Which tokens does it learn to do this with? Why them?
How do token embeddings evolve over the course of training? In particular, do the unspeakable tokens “move to the interior” or do speakable tokens “move to the extreme”?
Why does the set of zero-frequency tokens overlap imperfectly with the set of weird tokens? Would a more careful study reveal a deeper overlap (e.g. set containment)?
Can this be used for AI safety and if so how?
To be honest, I don’t see a use case at the moment.
[Edit: I've put my code and data up on Github. You can see the frequency data, the plots, and should be able to run my code to replicate the data generation and analysis. Please make use of this however you'd like.]
I think the algorithm to use is the Gilbert–Johnson–Keerthi distance algorithm, or possibly a simplified variant (since we’re checking object-to-point distance instead of object-to-object). I’m worried that the NearestSimplex part of the code is infeasible since we need this to run in 4096-dimensional space. The original paper remarks that “since v [the set of vertices] is small, it is effective to take a combinatoric approach, where all [2^|v|-1] subsets are tested”, but in this case v could be as large as 4097… .

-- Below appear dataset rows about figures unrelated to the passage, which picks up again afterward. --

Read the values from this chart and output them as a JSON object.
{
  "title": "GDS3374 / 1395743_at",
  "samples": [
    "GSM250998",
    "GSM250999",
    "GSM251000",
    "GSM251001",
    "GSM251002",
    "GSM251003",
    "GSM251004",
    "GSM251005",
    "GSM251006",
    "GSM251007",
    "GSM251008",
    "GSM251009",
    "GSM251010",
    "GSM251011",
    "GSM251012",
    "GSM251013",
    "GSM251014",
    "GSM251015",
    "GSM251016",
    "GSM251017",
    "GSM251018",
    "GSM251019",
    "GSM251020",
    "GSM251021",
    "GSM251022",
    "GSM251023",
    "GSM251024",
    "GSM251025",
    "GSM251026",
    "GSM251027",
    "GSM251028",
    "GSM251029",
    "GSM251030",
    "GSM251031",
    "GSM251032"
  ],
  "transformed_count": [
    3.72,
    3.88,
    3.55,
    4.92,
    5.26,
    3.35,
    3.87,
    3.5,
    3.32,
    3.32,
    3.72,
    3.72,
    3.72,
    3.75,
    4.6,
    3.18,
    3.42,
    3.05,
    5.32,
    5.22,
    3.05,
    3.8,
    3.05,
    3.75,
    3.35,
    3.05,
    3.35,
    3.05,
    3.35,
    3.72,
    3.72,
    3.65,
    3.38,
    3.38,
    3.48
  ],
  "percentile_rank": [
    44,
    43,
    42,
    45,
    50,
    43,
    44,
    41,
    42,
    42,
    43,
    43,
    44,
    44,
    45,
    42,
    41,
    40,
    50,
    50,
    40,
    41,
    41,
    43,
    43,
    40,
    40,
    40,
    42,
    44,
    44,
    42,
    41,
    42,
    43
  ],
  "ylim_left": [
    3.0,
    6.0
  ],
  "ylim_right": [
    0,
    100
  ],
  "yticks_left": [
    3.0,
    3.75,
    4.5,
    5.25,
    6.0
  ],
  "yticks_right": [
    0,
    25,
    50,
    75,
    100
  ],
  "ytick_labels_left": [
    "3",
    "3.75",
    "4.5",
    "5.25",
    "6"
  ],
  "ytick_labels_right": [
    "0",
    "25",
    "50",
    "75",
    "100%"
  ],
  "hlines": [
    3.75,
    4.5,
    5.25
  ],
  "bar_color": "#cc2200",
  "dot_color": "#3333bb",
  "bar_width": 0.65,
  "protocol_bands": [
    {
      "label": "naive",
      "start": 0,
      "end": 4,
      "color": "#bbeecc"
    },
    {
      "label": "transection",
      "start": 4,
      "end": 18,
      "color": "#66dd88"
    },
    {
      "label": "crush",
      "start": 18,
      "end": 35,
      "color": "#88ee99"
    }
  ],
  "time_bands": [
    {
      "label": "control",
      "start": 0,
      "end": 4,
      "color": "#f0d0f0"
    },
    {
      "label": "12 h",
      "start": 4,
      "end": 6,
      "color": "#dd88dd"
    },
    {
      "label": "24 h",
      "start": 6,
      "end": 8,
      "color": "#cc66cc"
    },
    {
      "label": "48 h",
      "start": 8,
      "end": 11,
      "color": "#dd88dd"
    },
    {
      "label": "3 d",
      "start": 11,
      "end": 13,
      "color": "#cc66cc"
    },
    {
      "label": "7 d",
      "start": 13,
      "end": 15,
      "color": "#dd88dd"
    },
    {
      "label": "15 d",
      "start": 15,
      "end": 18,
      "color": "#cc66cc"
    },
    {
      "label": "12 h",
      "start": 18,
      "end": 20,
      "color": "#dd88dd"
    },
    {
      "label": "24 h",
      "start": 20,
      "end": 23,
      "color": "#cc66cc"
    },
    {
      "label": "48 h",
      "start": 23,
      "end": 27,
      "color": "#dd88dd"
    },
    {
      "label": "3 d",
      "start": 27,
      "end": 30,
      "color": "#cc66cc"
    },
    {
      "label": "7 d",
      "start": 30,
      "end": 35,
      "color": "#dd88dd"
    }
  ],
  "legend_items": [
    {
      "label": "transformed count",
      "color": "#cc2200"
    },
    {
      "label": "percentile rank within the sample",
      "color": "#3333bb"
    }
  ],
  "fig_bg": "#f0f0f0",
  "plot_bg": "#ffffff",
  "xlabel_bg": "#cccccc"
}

Technically there are 50400 tokens, but the additional 143 are extra tokens added just to make the number of tokens nicely divisible, and never came up in my evaluation.
To sample from the hypersphere, you can generate vectors as described and then normalize them. Since we only care about the index of the maximum value, and this is unchanged by the normalizing step, I omitted that step in my code.
Also, I believe in the GPT-J vocab list I’m working with, “Ġ” is used for spaces. This makes this token list marginally less weird, but it’s still confusing to me.